It’s not quite the Walking Dead, but it’s still pretty cool – a programmer has figured out a way of programming a drone to hunt down and reprogram other drones, creating, in effect, a horde of flying zombies.
Samy Kamkar – who some people may remember as the guy who broke MySpace in 2005 with a worm that let him add more than a million friends to his profile – wrote a speculative blog post this week about Amazon’s drone delivery PR stunt, wondering “how fun would it be to take over drones, carrying Amazon packages…or take over any other drones, and make them my little zombie drones”.
The result is SkyJack. It’s targeted at Parrot AR.Drones, one of the most popular models from one of the main domestic drone manufacturers, small quadrocopters that can be controlled with a program on a computer or smartphone. Kamkar wrote a program on his Raspberry Pi that searches for any Parrot drones within Wi-Fi range, forcibly disconnecting them from their operator and hijacking them. It can tell which Wi-Fi addresses are those of other drones as Parrot, like every manufacturer of technology with Wi-Fi in it, has a whole block that it’s reserved for its products.

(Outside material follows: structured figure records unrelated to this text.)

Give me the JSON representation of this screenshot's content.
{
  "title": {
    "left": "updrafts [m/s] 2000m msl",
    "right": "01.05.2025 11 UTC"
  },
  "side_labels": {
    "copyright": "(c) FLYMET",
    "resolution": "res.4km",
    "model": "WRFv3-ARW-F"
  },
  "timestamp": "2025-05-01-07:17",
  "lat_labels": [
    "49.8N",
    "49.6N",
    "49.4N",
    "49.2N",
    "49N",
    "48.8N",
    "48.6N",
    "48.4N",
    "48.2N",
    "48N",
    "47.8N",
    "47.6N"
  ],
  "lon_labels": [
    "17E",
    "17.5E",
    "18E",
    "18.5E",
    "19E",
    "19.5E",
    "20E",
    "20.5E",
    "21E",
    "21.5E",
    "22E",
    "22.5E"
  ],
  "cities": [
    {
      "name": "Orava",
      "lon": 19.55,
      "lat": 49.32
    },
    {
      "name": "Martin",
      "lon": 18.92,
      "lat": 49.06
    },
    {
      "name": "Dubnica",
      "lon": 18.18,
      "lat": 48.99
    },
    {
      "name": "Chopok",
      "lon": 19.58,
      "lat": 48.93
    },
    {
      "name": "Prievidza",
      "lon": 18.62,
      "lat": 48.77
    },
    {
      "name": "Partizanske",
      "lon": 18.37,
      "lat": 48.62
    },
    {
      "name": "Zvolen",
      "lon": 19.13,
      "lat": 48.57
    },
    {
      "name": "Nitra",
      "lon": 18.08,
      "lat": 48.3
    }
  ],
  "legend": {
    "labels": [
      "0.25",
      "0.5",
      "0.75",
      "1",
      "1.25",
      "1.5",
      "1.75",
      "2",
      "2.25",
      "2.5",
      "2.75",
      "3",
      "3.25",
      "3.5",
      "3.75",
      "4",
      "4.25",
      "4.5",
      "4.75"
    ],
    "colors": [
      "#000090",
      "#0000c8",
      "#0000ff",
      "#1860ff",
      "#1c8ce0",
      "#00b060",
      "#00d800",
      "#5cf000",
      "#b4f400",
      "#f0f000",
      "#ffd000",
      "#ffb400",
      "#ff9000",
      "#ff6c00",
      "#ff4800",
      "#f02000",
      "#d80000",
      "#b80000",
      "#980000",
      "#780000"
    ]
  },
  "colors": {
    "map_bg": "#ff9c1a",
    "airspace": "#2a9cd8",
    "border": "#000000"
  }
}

The original zombie drone becomes the new controller of the drone, and it tells it to go out and search for even more drones to infect. Here’s a video with Kamkar showing it off:
Of course, we don’t live in a world where there are so many drones flying around that you could imagine such a program spreading very far. There’s not a lot you can do with a zombie horde of drones, either – they can’t carry much (maybe 400g each) and it’s not like they can do something useful like infect humans.
This is just a cool trick, but if Amazon wants to actually do package deliveries by drones – and there are many, many reasons why that won’t happen any time soon – it’s going to need to make sure its delivery machines are secure.
It wouldn’t hurt to make them bullet-proof, either.